На Отраде он задержал взгляд дольше, чем на кузнеце, и это тому особенно сильно не пришлось по нраву.
— Я знал твоего отца, — сказал воевода, и сперва Храбр не уразумел, отчего тот завел такую беседу, ведь все об этом ведали.
Но когда он выпрямился, то увидел, что воевода говорил с онемевшей Отрадой. Она глядела на мужчину широко раскрытыми глазами и не могла в ответ вымолвить ни слова. Настолько услышанное ее поразило.
— Я хотел сперва потолковать лишь с тобой, — воевода повернулся к Храбру. — Но коли ты привел с собой невесту, скажу и ей. Драгоценные камни, за которыми охотился твой вуй, не его первым лишили
Ослабевшая ладонь выскользнула бы их пальцев Храбра, коли б он не поспел ее перехватить. Отрада, покачнувшись, привалилась к его плечу. От ее бледного лица отлила вся кровь, и лишь глаза выделялись нынче на нем.
Воевода же хмурился.
— А после они исчезли из терема, а вместе с ними — один из кметей. По имени Бус. Его искали тогда. Крепко, долго искали. Княжич так и не смог смириться с потерей драгоценностей, к которым так рвался. Мы все мыслили, что камни Мары-Морены завладели и его разумом. Что он забрал их из жадной алчности…
Не выдержав, Отрада всхлипнула и покачала головой. Не владея собой, она поспешно перебила мрачного, хмурого воеводу.
— Нет, нет! Батюшка их схоронил и даже не говорил про них никогда! Он жил бедно, но честно, и…
— Тише, дитя, — суровый воевода смягчился. — Я уразумел это, когда выслушал рассказ твоего вуя. Ведаешь ли ты, где Бус схоронил те камни? — спросил он, прищурившись.
Прежде, чем потрясенная Отрада успела вымолвить хоть словечко, Храбр поспешно сжал ее пальцы и мотнул головой.
— Нет, воевода. Никто из нас не ведает… Эта тайна умерла вместе с дядькой Бусом и матерью Отрады — Любавой Брячиславной.
— Коли попадут они не в те руки… — мужчина огладил покрытую сединой бороду и покачал головой. Он не сводил цепкого взгляда с лица Отрады, опустившей голову. — Большое горе приключится, окажись они у дурного, злого человека.

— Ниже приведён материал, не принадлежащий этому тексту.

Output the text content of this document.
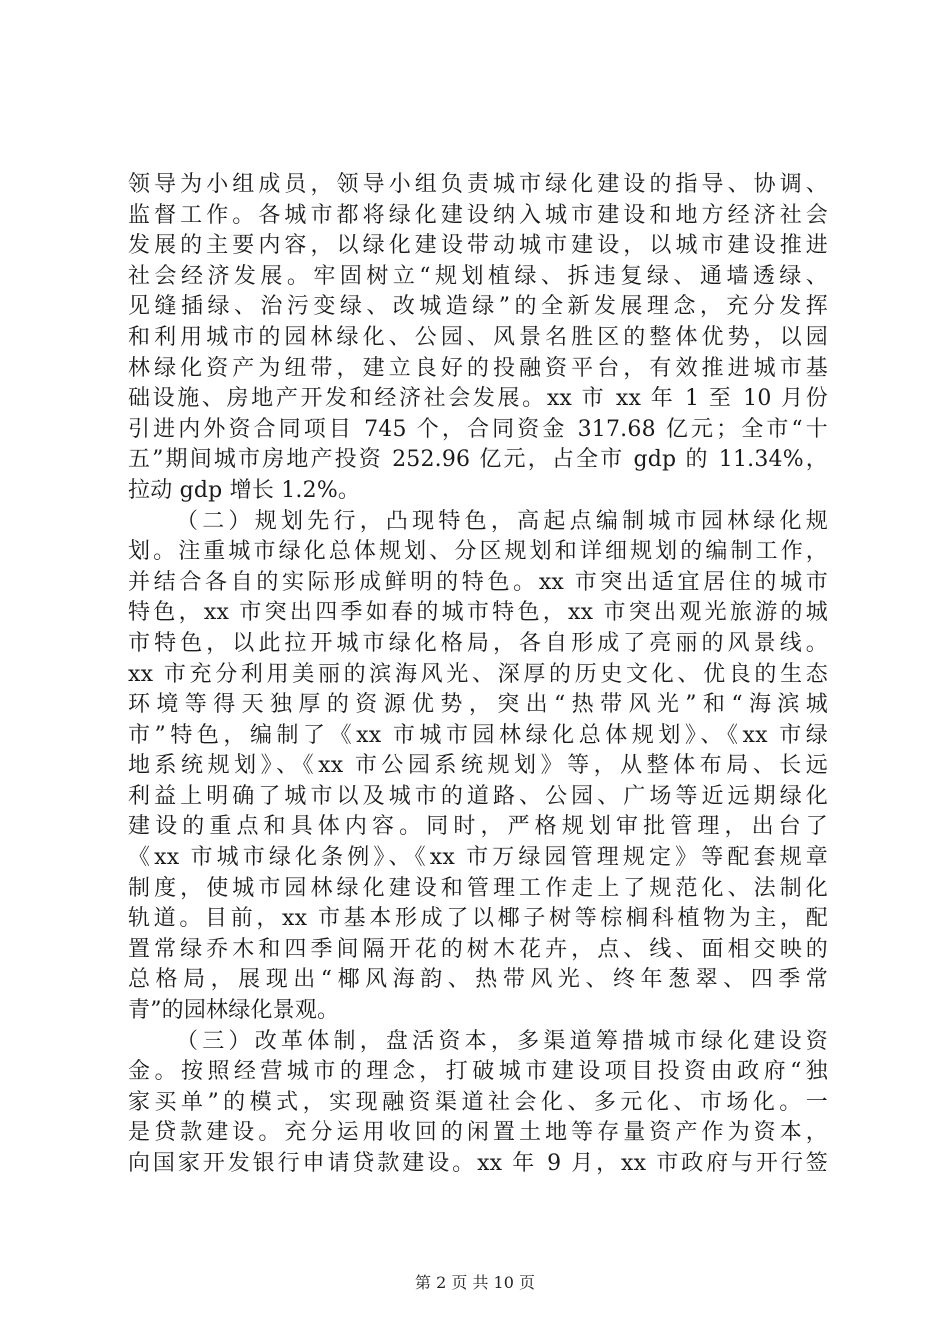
领导为小组成员，领导小组负责城市绿化建设的指导、协调、
监督工作。各城市都将绿化建设纳入城市建设和地方经济社会
发展的主要内容，以绿化建设带动城市建设，以城市建设推进
社会经济发展。牢固树立“规划植绿、拆违复绿、通墙透绿、
见缝插绿、治污变绿、改城造绿”的全新发展理念，充分发挥
和利用城市的园林绿化、公园、风景名胜区的整体优势，以园
林绿化资产为纽带，建立良好的投融资平台，有效推进城市基
础设施、房地产开发和经济社会发展。xx 市 xx 年 1 至 10 月份
引进内外资合同项目 745 个，合同资金 317.68 亿元；全市“十
五”期间城市房地产投资 252.96 亿元，占全市 gdp 的 11.34%，
拉动 gdp 增长 1.2%。
（二）规划先行，凸现特色，高起点编制城市园林绿化规
划。注重城市绿化总体规划、分区规划和详细规划的编制工作，
并结合各自的实际形成鲜明的特色。xx 市突出适宜居住的城市
特色，xx 市突出四季如春的城市特色，xx 市突出观光旅游的城
市特色，以此拉开城市绿化格局，各自形成了亮丽的风景线。
xx 市充分利用美丽的滨海风光、深厚的历史文化、优良的生态
环境等得天独厚的资源优势，突出“热带风光”和“海滨城
市”特色，编制了《xx 市城市园林绿化总体规划》、《xx 市绿
地系统规划》、《xx 市公园系统规划》等，从整体布局、长远
利益上明确了城市以及城市的道路、公园、广场等近远期绿化
建设的重点和具体内容。同时，严格规划审批管理，出台了
《xx 市城市绿化条例》、《xx 市万绿园管理规定》等配套规章
制度，使城市园林绿化建设和管理工作走上了规范化、法制化
轨道。目前，xx 市基本形成了以椰子树等棕榈科植物为主，配
置常绿乔木和四季间隔开花的树木花卉，点、线、面相交映的
总格局，展现出“椰风海韵、热带风光、终年葱翠、四季常
青”的园林绿化景观。
（三）改革体制，盘活资本，多渠道筹措城市绿化建设资
金。按照经营城市的理念，打破城市建设项目投资由政府“独
家买单”的模式，实现融资渠道社会化、多元化、市场化。一
是贷款建设。充分运用收回的闲置土地等存量资产作为资本，
向国家开发银行申请贷款建设。xx 年 9 月，xx 市政府与开行签
第 2 页 共 10 页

— Так пусть будут навечно похоронены они в людской памяти, — тихо, но твердо молвил Храбр. — Похоронены и забыты, и никто их никогда не отыщет.
Несколько долгих минут они с воеводой глядели друг на друга, пока кузнец первым не отвернулся. Помолчав с мгновение, мужчина кивнул.
— Что же. Добро, коли так. Живи мирно, кузнец. Видеть тебя в городище я больше не хочу, — сказал он напоследок и шагнул к жеребцу, поводья которого держал один из кметей.
Храбр, сжав зубы, снова его окликнул.
— Воевода, у Отрады Бусовны не осталось родни по отцу, у кого бы я мог ее засватать. Да и по матери тоже… — сказал он и сглотнул. Почувствовал, что тревожится, и подивился сам себе. — Потому прошу у тебя… отдай мне девку в жены, — произнес кузнец обрядовые слова.
Отрада подле него затаила дыхание. Медленно, очень медленно воевода снова к ним обернулся. Поглядел сперва на кузнеца, потом — на застывшую девку. Усмехнулся, покрутил усы с проседью и спросил.
— Люб он тебе?
— Люб, — она опустила пушистые ресницы, напрасно борясь со смущением.